We have said that it is the tendency of the habitual 'moderate' use of alcoholic liquors to deteriorate the blood by obstructing its due purification. Now, in cold and even in temperate climates, this tendency may never produce any serious results, if the quantity of alcohol employed be no more than the respiratory process can get rid of, without leaving unconsumed some of the effete products of the body itself. For there is a marvellous power of self-adjustment in the animal body, which regulates the rate of the combustive action, in accordance with the amount of heat which it may be necessary to generate, in order to keep up the temperature of the body to its proper standard. Thus it has been found by experiment, that the quantity of carbonic acid set free by small warm-blooded animals, when the external temperature is near the freezing-point, is twice or even three times that which is given off by the same animals in an atmosphere nearly as warm as their own bodies.

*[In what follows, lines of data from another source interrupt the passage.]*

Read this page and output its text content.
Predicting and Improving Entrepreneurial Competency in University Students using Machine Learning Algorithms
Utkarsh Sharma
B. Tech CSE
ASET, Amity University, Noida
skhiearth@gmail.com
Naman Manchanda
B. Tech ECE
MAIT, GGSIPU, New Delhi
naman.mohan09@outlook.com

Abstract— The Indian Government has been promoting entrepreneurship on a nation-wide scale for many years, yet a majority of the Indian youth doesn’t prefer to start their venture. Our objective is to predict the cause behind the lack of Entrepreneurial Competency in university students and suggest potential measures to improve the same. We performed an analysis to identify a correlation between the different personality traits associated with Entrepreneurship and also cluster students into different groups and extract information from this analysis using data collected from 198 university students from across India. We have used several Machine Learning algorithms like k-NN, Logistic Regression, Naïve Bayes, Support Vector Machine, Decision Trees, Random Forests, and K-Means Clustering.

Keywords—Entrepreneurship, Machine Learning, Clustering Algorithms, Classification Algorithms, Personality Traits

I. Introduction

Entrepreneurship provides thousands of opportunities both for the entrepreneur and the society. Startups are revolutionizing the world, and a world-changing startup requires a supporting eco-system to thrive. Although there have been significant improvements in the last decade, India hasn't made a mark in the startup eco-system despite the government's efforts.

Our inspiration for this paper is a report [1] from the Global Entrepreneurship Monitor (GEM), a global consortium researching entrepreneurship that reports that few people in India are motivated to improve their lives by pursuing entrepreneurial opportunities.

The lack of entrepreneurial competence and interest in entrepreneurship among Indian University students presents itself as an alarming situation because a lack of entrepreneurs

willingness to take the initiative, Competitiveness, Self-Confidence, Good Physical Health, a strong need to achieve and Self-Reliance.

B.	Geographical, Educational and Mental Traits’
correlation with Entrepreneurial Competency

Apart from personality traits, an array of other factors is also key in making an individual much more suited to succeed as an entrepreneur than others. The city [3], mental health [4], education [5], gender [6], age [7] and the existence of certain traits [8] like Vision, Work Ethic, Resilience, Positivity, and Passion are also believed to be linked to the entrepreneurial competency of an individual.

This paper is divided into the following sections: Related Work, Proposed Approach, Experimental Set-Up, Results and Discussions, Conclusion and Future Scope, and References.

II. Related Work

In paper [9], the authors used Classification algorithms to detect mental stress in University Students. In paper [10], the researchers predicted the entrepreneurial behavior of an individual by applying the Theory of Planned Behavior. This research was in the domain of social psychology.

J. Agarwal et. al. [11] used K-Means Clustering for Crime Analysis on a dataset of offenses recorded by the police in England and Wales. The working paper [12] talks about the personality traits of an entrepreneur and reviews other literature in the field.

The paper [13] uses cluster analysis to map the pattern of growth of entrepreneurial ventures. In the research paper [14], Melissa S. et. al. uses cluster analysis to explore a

This is as if there were in our manufactory-furnace a selfregulating damper (such as has been contrived for hot-houses and conservatories), which should diminish the amount of heat produced when the external temperature is high, by partly cutting off the supply of air to the fire; the consequence of which is, that if the same quantity of fuel be still thrown in, some of it must go off imperfectly consumed; and if alcohol were then poured in, a still larger proportion of the other combustible materials must be kept from undergoing due oxidation. Hence, if our previous position be correct, it is the experience of hot climates which is the best fitted to bring to the test the truth of our doctrine. For it is where the respiratory process is barely active enough to carry off the ordinary waste' of the system, and where any extraordinary exertion, by producing increased 'waste' which is not duly carried off, renders the system peculiarly liable to the attacks of zymotic disease,* that we might anticipate the most serious results from the habitual introduction into the blood, of an agent whose presence tends still more to diminish the influence of the respiratory process upon the economy; and it is where the causes of zymotic disease exist in their greatest intensity, that we might

* It is well known to all Indian medical officers, that it is while on a march, and for some little time afterwards, that soldiers are most susceptible of the attacks of cholera, fever, dysentery, etc.